After Iain M. Banks

4 recommendations for Iain M. Banks fans who loved Look to Windward, Matter, Surface Detail, The Algebraist.

Author Focus

After Look to Windward

Cover of House of Suns

House of Suns by Alastair Reynolds

If Look to Windward taught you that the best space opera measures galactic empires against the weight of a single regret, House of Suns will devastate you all over again. Reynolds hands you six million years of wandering immortals—clones haunted by ancient grudges, cosmic hubris, and the melancholy of outliving entire civilizations—then dares you to look away as their sardonic banter cracks under the pressure of extinction-level conspiracies.

After Surface Detail

Cover of The Quantum Magician

The Quantum Magician by Derek Künsken

Surface Detail hooked you with its sardonic dismantling of virtual hells and AI sentience—now crave a quantum heist where genetically sculpted con artists navigate puppet regimes with the same moral ambiguity and intellectual bite.
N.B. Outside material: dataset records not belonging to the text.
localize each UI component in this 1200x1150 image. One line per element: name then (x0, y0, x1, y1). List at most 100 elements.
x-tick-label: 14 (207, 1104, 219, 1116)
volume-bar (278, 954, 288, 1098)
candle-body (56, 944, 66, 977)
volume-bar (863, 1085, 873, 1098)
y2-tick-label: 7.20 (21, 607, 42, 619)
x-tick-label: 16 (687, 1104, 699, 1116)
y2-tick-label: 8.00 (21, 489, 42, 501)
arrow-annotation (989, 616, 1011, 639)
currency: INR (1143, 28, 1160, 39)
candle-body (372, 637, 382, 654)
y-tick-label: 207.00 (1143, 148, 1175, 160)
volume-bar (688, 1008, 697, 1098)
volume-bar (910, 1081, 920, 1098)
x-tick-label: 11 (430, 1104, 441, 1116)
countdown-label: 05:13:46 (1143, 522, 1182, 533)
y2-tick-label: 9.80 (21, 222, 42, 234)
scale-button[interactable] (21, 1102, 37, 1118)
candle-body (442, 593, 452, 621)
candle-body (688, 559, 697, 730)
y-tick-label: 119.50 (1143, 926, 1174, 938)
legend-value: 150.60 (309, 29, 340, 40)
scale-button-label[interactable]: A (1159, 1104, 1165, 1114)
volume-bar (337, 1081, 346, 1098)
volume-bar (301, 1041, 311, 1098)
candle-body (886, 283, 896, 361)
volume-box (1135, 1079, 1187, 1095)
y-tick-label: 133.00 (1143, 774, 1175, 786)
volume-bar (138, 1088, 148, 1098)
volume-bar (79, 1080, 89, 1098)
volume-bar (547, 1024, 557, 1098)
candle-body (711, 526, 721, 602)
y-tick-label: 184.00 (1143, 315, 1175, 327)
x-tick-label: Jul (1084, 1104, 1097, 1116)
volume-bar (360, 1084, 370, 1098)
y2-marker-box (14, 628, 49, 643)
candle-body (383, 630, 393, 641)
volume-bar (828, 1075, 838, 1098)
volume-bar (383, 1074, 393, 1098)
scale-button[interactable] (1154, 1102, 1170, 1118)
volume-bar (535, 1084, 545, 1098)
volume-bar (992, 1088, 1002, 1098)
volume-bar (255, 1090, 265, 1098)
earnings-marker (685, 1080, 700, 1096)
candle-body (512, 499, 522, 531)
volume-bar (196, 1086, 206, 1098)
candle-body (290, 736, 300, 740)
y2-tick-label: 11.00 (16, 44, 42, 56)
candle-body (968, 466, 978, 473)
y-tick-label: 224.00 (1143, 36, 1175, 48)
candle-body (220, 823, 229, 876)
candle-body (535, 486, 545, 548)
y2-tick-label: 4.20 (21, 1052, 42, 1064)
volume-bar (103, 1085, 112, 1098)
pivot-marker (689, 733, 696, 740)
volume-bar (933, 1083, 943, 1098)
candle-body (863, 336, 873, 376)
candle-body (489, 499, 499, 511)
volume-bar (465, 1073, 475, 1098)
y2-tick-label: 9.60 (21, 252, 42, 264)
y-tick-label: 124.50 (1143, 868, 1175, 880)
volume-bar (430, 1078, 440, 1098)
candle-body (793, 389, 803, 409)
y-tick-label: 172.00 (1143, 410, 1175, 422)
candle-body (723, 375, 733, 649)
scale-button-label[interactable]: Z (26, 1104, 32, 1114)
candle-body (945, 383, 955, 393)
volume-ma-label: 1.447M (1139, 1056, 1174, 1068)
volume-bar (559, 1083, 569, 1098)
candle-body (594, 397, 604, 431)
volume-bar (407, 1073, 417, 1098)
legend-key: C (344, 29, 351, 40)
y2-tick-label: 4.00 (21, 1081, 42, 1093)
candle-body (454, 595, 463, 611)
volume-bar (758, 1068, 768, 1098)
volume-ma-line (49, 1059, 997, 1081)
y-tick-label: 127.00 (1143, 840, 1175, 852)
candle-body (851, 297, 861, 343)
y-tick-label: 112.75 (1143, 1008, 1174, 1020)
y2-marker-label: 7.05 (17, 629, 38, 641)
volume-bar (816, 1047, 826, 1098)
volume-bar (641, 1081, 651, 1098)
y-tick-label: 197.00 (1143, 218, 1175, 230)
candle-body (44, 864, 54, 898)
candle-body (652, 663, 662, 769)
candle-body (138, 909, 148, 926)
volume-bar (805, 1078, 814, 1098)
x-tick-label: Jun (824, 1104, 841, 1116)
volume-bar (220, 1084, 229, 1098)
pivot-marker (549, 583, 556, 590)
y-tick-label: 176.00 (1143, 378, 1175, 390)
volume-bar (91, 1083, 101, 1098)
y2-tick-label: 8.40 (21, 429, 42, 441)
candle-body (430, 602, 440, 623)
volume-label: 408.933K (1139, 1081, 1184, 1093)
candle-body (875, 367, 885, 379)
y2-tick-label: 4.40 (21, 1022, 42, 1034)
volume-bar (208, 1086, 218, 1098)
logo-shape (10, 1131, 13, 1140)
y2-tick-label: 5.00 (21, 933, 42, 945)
Künsken refuses to simplify identity, mortality, or the absurdities of galactic power, fusing propulsive action with existential debates that challenge rather than comfort.

After The Algebraist

Cover of House of Suns

House of Suns by Alastair Reynolds

If you devoured Iain M. Banks' The Algebraist for its audacious universe of quirky alien hierarchies and satirical jabs at tyranny, Alastair Reynolds' House of Suns ramps up the cosmic absurdity with million-year-old post-human dynasties nursing eternal grudges. It's that same blend of philosophical depth, dark humor, and unflinching brutality that makes sci-fi feel like a scalpel to reality's follies. Perfect for fans craving intellectual escapism without the moral sugarcoating.

After Matter

Cover of The Quantum Thief

The Quantum Thief by Hannu Rajaniemi

If Matter's shellworld physics and brutal feudal schemes left you craving more sci-fi that refuses to coddle, Rajaniemi's quantum thief delivers that same intellectual heft—where memory is currency, AI overlords drop caustic wisdom, and every heist peels back another galaxy-spanning conspiracy. This is Banks' cynicism sharpened to a razored edge, rewarding every neuron you throw at it.